Dandelion Salve starts with picking the flowers. Don’t worry about “how” to do it correctly. Just pick the flowers when they first open and pinch off any stems. Work fast, the blossoms don’t like to sit around before they start to decay.
Once you pick what you want, go to a comfortable spot and get an empty jar, a pair of scissors and a little bit of patience. 🙂

Cut the bottoms (officially the receptacle) where all the petals meet-where they fade to white, and place the yellow petals into your glass container. I use a quart canning jar. Fill the jar with your dandelion petals(don’t worry if a little bit of green gets in with them. It doesn’t matter) and then pour your choice of of oil over the petals until they are completely submerged. I like olive oil or sweet almond oil. Stir the petals and oil to release any trapped air and ensure the petals are completely mixed with the oil.

In your slow cooker, place the glass jar filled with your dandelion/ oil mix. Add a couple inches of water to the slow cooker and heat on low for at least 4 hours. I cover my jar with something breathable; a coffee filter works great.

After your 4 hours are up, turn off the heat and allow your infused oil to cool. When it’s a comfortable temperature to handle, strain the petals out of the oil using a fine mesh strainer.
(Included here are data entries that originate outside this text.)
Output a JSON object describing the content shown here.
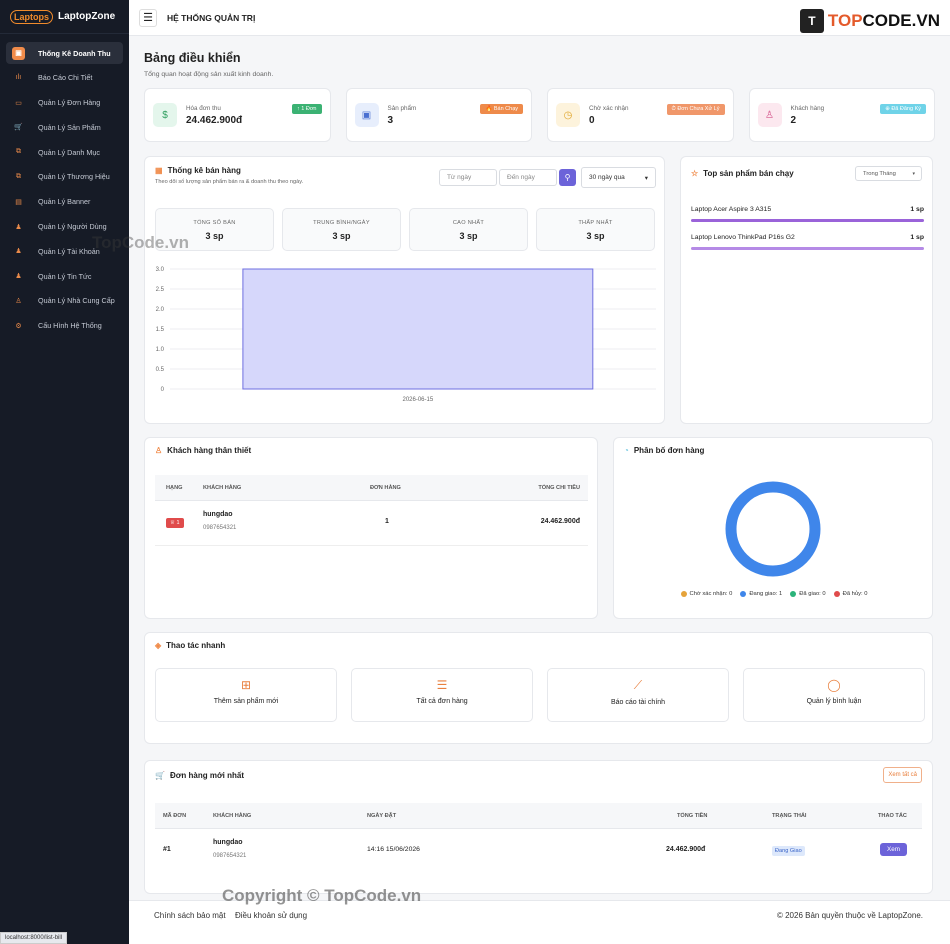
{
  "sidebar": {
    "logo_mark": "Laptops",
    "logo_text": "LaptopZone",
    "items": [
      {
        "label": "Thống Kê Doanh Thu",
        "icon": "box-icon",
        "active": true
      },
      {
        "label": "Báo Cáo Chi Tiết",
        "icon": "bar-chart-icon"
      },
      {
        "label": "Quản Lý Đơn Hàng",
        "icon": "card-icon"
      },
      {
        "label": "Quản Lý Sản Phẩm",
        "icon": "cart-icon"
      },
      {
        "label": "Quản Lý Danh Mục",
        "icon": "copy-icon"
      },
      {
        "label": "Quản Lý Thương Hiệu",
        "icon": "copy-icon"
      },
      {
        "label": "Quản Lý Banner",
        "icon": "file-icon"
      },
      {
        "label": "Quản Lý Người Dùng",
        "icon": "users-icon"
      },
      {
        "label": "Quản Lý Tài Khoản",
        "icon": "users-icon"
      },
      {
        "label": "Quản Lý Tin Tức",
        "icon": "users-icon"
      },
      {
        "label": "Quản Lý Nhà Cung Cấp",
        "icon": "user-icon"
      },
      {
        "label": "Cấu Hình Hệ Thống",
        "icon": "gear-icon"
      }
    ]
  },
  "header": {
    "title": "HỆ THỐNG QUẢN TRỊ",
    "brand_a": "TOP",
    "brand_b": "CODE.VN",
    "brand_mark": "T"
  },
  "page": {
    "title": "Bảng điều khiển",
    "subtitle": "Tổng quan hoạt động sản xuất kinh doanh."
  },
  "stats": [
    {
      "label": "Hóa đơn thu",
      "value": "24.462.900đ",
      "badge": "↑ 1 Đơn",
      "badge_color": "#3bb273",
      "icon": "$",
      "icon_bg": "#e4f6ec",
      "icon_color": "#2e9e5e"
    },
    {
      "label": "Sản phẩm",
      "value": "3",
      "badge": "🔥 Bán Chạy",
      "badge_color": "#ee8a4a",
      "icon": "▣",
      "icon_bg": "#e7eefc",
      "icon_color": "#4a6fd1"
    },
    {
      "label": "Chờ xác nhận",
      "value": "0",
      "badge": "⏱ Đơn Chưa Xử Lý",
      "badge_color": "#f0976a",
      "icon": "◷",
      "icon_bg": "#fdf3dc",
      "icon_color": "#e0a52a"
    },
    {
      "label": "Khách hàng",
      "value": "2",
      "badge": "⊕ Đã Đăng Ký",
      "badge_color": "#6fd3e8",
      "icon": "♙",
      "icon_bg": "#fce8ef",
      "icon_color": "#d4538a"
    }
  ],
  "sales": {
    "title": "Thống kê bán hàng",
    "subtitle": "Theo dõi số lượng sản phẩm bán ra & doanh thu theo ngày.",
    "from_placeholder": "Từ ngày",
    "to_placeholder": "Đến ngày",
    "range": "30 ngày qua",
    "minis": [
      {
        "label": "TỔNG SỐ BÁN",
        "value": "3 sp"
      },
      {
        "label": "TRUNG BÌNH/NGÀY",
        "value": "3 sp"
      },
      {
        "label": "CAO NHẤT",
        "value": "3 sp"
      },
      {
        "label": "THẤP NHẤT",
        "value": "3 sp"
      }
    ]
  },
  "chart_data": {
    "type": "bar",
    "categories": [
      "2026-06-15"
    ],
    "values": [
      3
    ],
    "title": "",
    "xlabel": "",
    "ylabel": "",
    "ylim": [
      0,
      3
    ],
    "yticks": [
      "3.0",
      "2.5",
      "2.0",
      "1.5",
      "1.0",
      "0.5",
      "0"
    ],
    "grid": true,
    "bar_color": "#d6d7fb",
    "bar_border": "#6f6fe0"
  },
  "top_products": {
    "title": "Top sản phẩm bán chạy",
    "filter": "Trong Tháng",
    "items": [
      {
        "name": "Laptop Acer Aspire 3 A315",
        "qty": "1 sp",
        "color": "#9a63d9"
      },
      {
        "name": "Laptop Lenovo ThinkPad P16s G2",
        "qty": "1 sp",
        "color": "#b58ae6"
      }
    ]
  },
  "loyal": {
    "title": "Khách hàng thân thiết",
    "headers": [
      "HẠNG",
      "KHÁCH HÀNG",
      "ĐƠN HÀNG",
      "TỔNG CHI TIÊU"
    ],
    "rows": [
      {
        "rank": "♕ 1",
        "name": "hungdao",
        "phone": "0987654321",
        "orders": "1",
        "total": "24.462.900đ"
      }
    ]
  },
  "distribution": {
    "title": "Phân bố đơn hàng",
    "legend": [
      {
        "label": "Chờ xác nhận: 0",
        "color": "#e5a33a",
        "value": 0
      },
      {
        "label": "Đang giao: 1",
        "color": "#3f86ea",
        "value": 1
      },
      {
        "label": "Đã giao: 0",
        "color": "#2bb37a",
        "value": 0
      },
      {
        "label": "Đã hủy: 0",
        "color": "#e04b4b",
        "value": 0
      }
    ]
  },
  "quick": {
    "title": "Thao tác nhanh",
    "actions": [
      {
        "label": "Thêm sản phẩm mới",
        "icon": "⊞"
      },
      {
        "label": "Tất cả đơn hàng",
        "icon": "☰"
      },
      {
        "label": "Báo cáo tài chính",
        "icon": "⟋"
      },
      {
        "label": "Quản lý bình luận",
        "icon": "◯"
      }
    ]
  },
  "orders": {
    "title": "Đơn hàng mới nhất",
    "view_all": "Xem tất cả",
    "headers": [
      "MÃ ĐƠN",
      "KHÁCH HÀNG",
      "NGÀY ĐẶT",
      "TỔNG TIỀN",
      "TRẠNG THÁI",
      "THAO TÁC"
    ],
    "rows": [
      {
        "id": "#1",
        "name": "hungdao",
        "phone": "0987654321",
        "date": "14:16 15/06/2026",
        "total": "24.462.900đ",
        "status": "Đang Giao",
        "action": "Xem"
      }
    ]
  },
  "footer": {
    "privacy": "Chính sách bảo mật",
    "terms": "Điều khoản sử dụng",
    "copyright": "© 2026 Bản quyền thuộc về  LaptopZone."
  },
  "watermark": {
    "copy": "Copyright © TopCode.vn",
    "mid": "TopCode.vn"
  },
  "status_url": "localhost:8000/list-bill"
}
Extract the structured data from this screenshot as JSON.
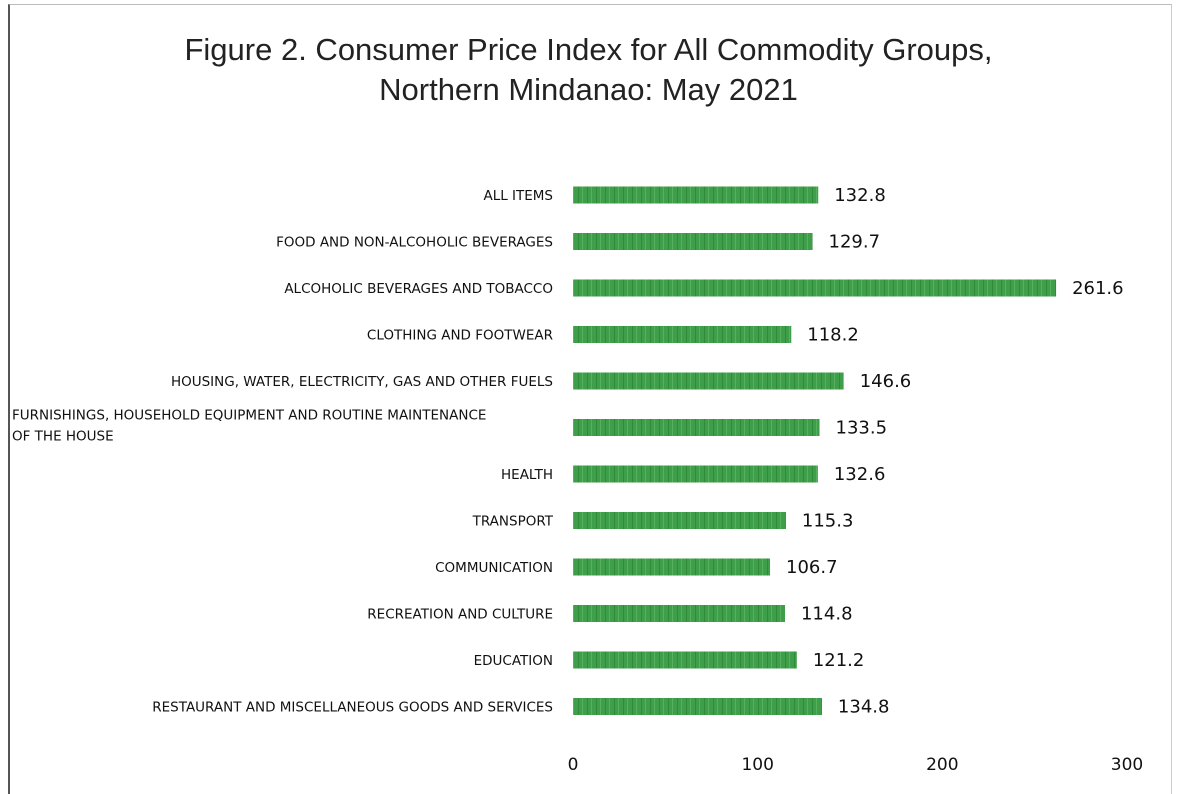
{
  "chart_data": {
    "type": "bar",
    "orientation": "horizontal",
    "title_lines": [
      "Figure 2.  Consumer Price Index for All Commodity Groups,",
      "Northern Mindanao: May 2021"
    ],
    "categories": [
      [
        "ALL ITEMS"
      ],
      [
        "FOOD AND NON-ALCOHOLIC BEVERAGES"
      ],
      [
        "ALCOHOLIC BEVERAGES AND TOBACCO"
      ],
      [
        "CLOTHING AND FOOTWEAR"
      ],
      [
        "HOUSING, WATER, ELECTRICITY, GAS AND OTHER FUELS"
      ],
      [
        "FURNISHINGS, HOUSEHOLD EQUIPMENT AND ROUTINE MAINTENANCE",
        "OF THE  HOUSE"
      ],
      [
        "HEALTH"
      ],
      [
        "TRANSPORT"
      ],
      [
        "COMMUNICATION"
      ],
      [
        "RECREATION AND CULTURE"
      ],
      [
        "EDUCATION"
      ],
      [
        "RESTAURANT AND MISCELLANEOUS GOODS AND SERVICES"
      ]
    ],
    "values": [
      132.8,
      129.7,
      261.6,
      118.2,
      146.6,
      133.5,
      132.6,
      115.3,
      106.7,
      114.8,
      121.2,
      134.8
    ],
    "value_labels": [
      "132.8",
      "129.7",
      "261.6",
      "118.2",
      "146.6",
      "133.5",
      "132.6",
      "115.3",
      "106.7",
      "114.8",
      "121.2",
      "134.8"
    ],
    "xlim": [
      0,
      300
    ],
    "xticks": [
      0,
      100,
      200,
      300
    ],
    "xtick_labels": [
      "0",
      "100",
      "200",
      "300"
    ],
    "bar_color": "#3a9a45",
    "grid": false,
    "legend": "none"
  }
}
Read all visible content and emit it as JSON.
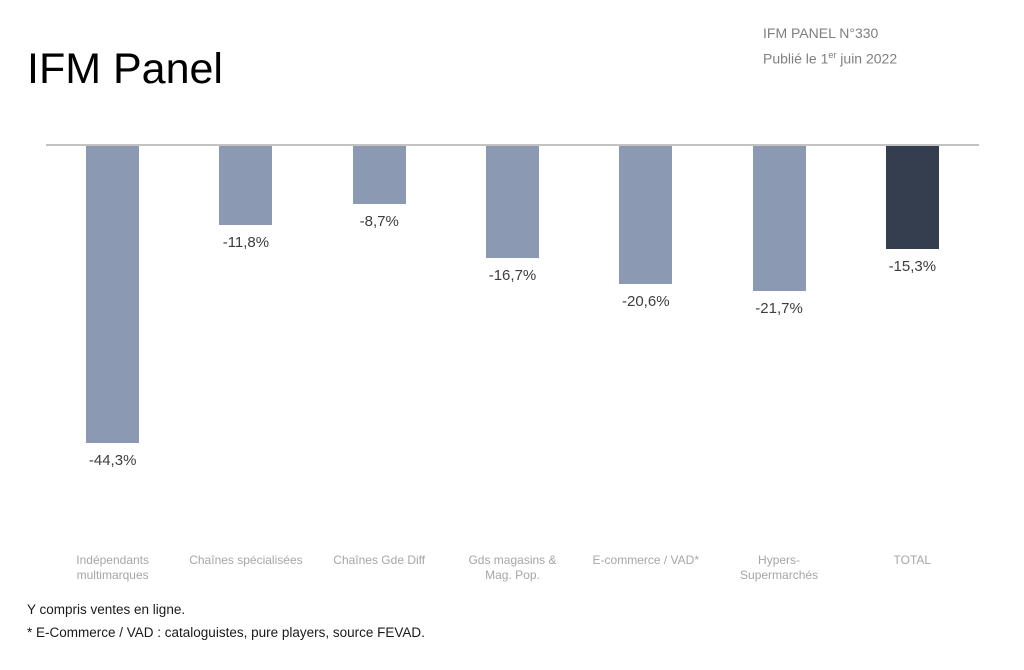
{
  "page": {
    "title": "IFM Panel",
    "header_right": {
      "line1": "IFM PANEL N°330",
      "line2_prefix": "Publié le 1",
      "line2_sup": "er",
      "line2_suffix": " juin 2022"
    },
    "footnotes": [
      "Y compris ventes en ligne.",
      "* E-Commerce / VAD : cataloguistes, pure players, source FEVAD."
    ]
  },
  "colors": {
    "bar_default": "#8b99b2",
    "bar_total": "#353e4f",
    "axis_line": "#c3c3c3",
    "data_label": "#3d3d3d",
    "category_label": "#a6a6a6",
    "header_right_text": "#7f7f7f"
  },
  "chart_data": {
    "type": "bar",
    "orientation": "vertical",
    "title": "IFM Panel",
    "xlabel": "",
    "ylabel": "",
    "ylim": [
      -50,
      0
    ],
    "grid": false,
    "legend": false,
    "baseline": 0,
    "categories": [
      "Indépendants multimarques",
      "Chaînes spécialisées",
      "Chaînes Gde Diff",
      "Gds magasins & Mag. Pop.",
      "E-commerce / VAD*",
      "Hypers-Supermarchés",
      "TOTAL"
    ],
    "values": [
      -44.3,
      -11.8,
      -8.7,
      -16.7,
      -20.6,
      -21.7,
      -15.3
    ],
    "data_labels": [
      "-44,3%",
      "-11,8%",
      "-8,7%",
      "-16,7%",
      "-20,6%",
      "-21,7%",
      "-15,3%"
    ],
    "bar_colors": [
      "#8b99b2",
      "#8b99b2",
      "#8b99b2",
      "#8b99b2",
      "#8b99b2",
      "#8b99b2",
      "#353e4f"
    ]
  }
}
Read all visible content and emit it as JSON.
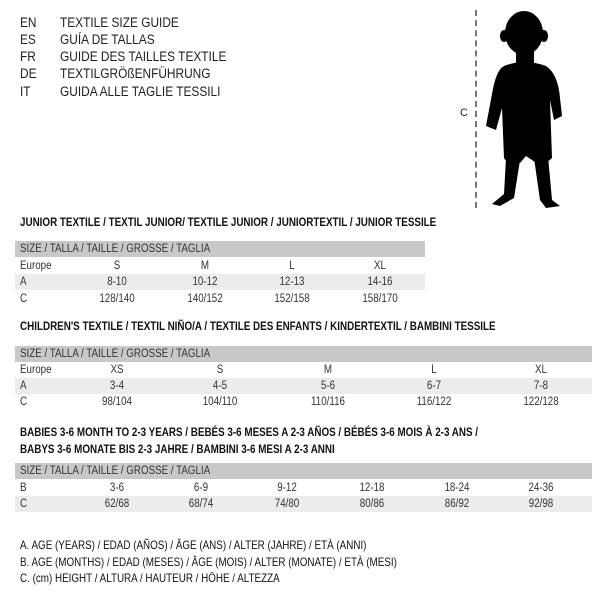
{
  "languages": [
    {
      "code": "EN",
      "text": "TEXTILE SIZE GUIDE"
    },
    {
      "code": "ES",
      "text": "GUÍA DE TALLAS"
    },
    {
      "code": "FR",
      "text": "GUIDE DES TAILLES TEXTILE"
    },
    {
      "code": "DE",
      "text": "TEXTILGRÖßENFÜHRUNG"
    },
    {
      "code": "IT",
      "text": "GUIDA ALLE TAGLIE TESSILI"
    }
  ],
  "figure": {
    "label": "C"
  },
  "junior": {
    "title": "JUNIOR TEXTILE / TEXTIL JUNIOR/ TEXTILE JUNIOR / JUNIORTEXTIL / JUNIOR TESSILE",
    "header": "SIZE / TALLA / TAILLE / GRÖSSE / TAGLIA",
    "rows": [
      {
        "label": "Europe",
        "values": [
          "S",
          "M",
          "L",
          "XL"
        ]
      },
      {
        "label": "A",
        "values": [
          "8-10",
          "10-12",
          "12-13",
          "14-16"
        ]
      },
      {
        "label": "C",
        "values": [
          "128/140",
          "140/152",
          "152/158",
          "158/170"
        ]
      }
    ]
  },
  "children": {
    "title": "CHILDREN'S TEXTILE / TEXTIL NIÑO/A / TEXTILE DES ENFANTS / KINDERTEXTIL / BAMBINI TESSILE",
    "header": "SIZE / TALLA / TAILLE / GRÖSSE / TAGLIA",
    "rows": [
      {
        "label": "Europe",
        "values": [
          "XS",
          "S",
          "M",
          "L",
          "XL"
        ]
      },
      {
        "label": "A",
        "values": [
          "3-4",
          "4-5",
          "5-6",
          "6-7",
          "7-8"
        ]
      },
      {
        "label": "C",
        "values": [
          "98/104",
          "104/110",
          "110/116",
          "116/122",
          "122/128"
        ]
      }
    ]
  },
  "babies": {
    "title_line1": "BABIES 3-6 MONTH TO 2-3 YEARS / BEBÉS 3-6 MESES A 2-3 AÑOS / BÉBÉS 3-6 MOIS À 2-3 ANS /",
    "title_line2": "BABYS 3-6 MONATE BIS 2-3 JAHRE / BAMBINI 3-6 MESI A 2-3 ANNI",
    "header": "SIZE / TALLA / TAILLE / GRÖSSE / TAGLIA",
    "rows": [
      {
        "label": "B",
        "values": [
          "3-6",
          "6-9",
          "9-12",
          "12-18",
          "18-24",
          "24-36"
        ]
      },
      {
        "label": "C",
        "values": [
          "62/68",
          "68/74",
          "74/80",
          "80/86",
          "86/92",
          "92/98"
        ]
      }
    ]
  },
  "legend": [
    "A. AGE (YEARS) / EDAD (AÑOS) / ÂGE (ANS) / ALTER (JAHRE) / ETÀ (ANNI)",
    "B. AGE (MONTHS) / EDAD (MESES) / ÂGE (MOIS) / ALTER (MONATE) / ETÀ (MESI)",
    "C. (cm) HEIGHT / ALTURA / HAUTEUR / HÖHE / ALTEZZA"
  ]
}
This bright yellow oil is now ready to make use as is or to make into salve.

Now, it’s only a matter of adding beeswax to make the infused oil into a more portable (sturdy) herbal remedy. You could simply use the oil as is, but if you are anything like me, I spill things ALL the time, so creating a salve is best.

My ratio of oil to wax varies with the season. I use more wax in the warmer months because the sun’s heat makes things melt. Adding additional wax makes it a balm, but that is simply semantics. They both contain the same ingredients, just more wax to create a firmer product. When making your recipe, place a small dish in the freezer. When you have all of your ingredients melted together, drop a couple of drops onto your cold dish to harden quickly. Then test to see if it is thick enough. You can easily add more wax if needed at that point.

Ration of Wax to Oil for Salve or Balm

1/4 cup beeswax + 1 Cup infused oil = Salve

1/4 cup beeswax + 3/4 Cup infused oil = Balm

Now that you know how to create a basic salve, it’s time to get even more creative and make it your own by adding different butters, Essential Oils, different infused oils, to make it unique!


  • EOs will evaporate with heat, so allow your base to cool before stirring them in.
  • Add in different butters as desired, but keep the final measurements the same; 1 cup of infused oil and butters together.
  • Adding butters will change how much wax you need, so test a few drops and check before pouring.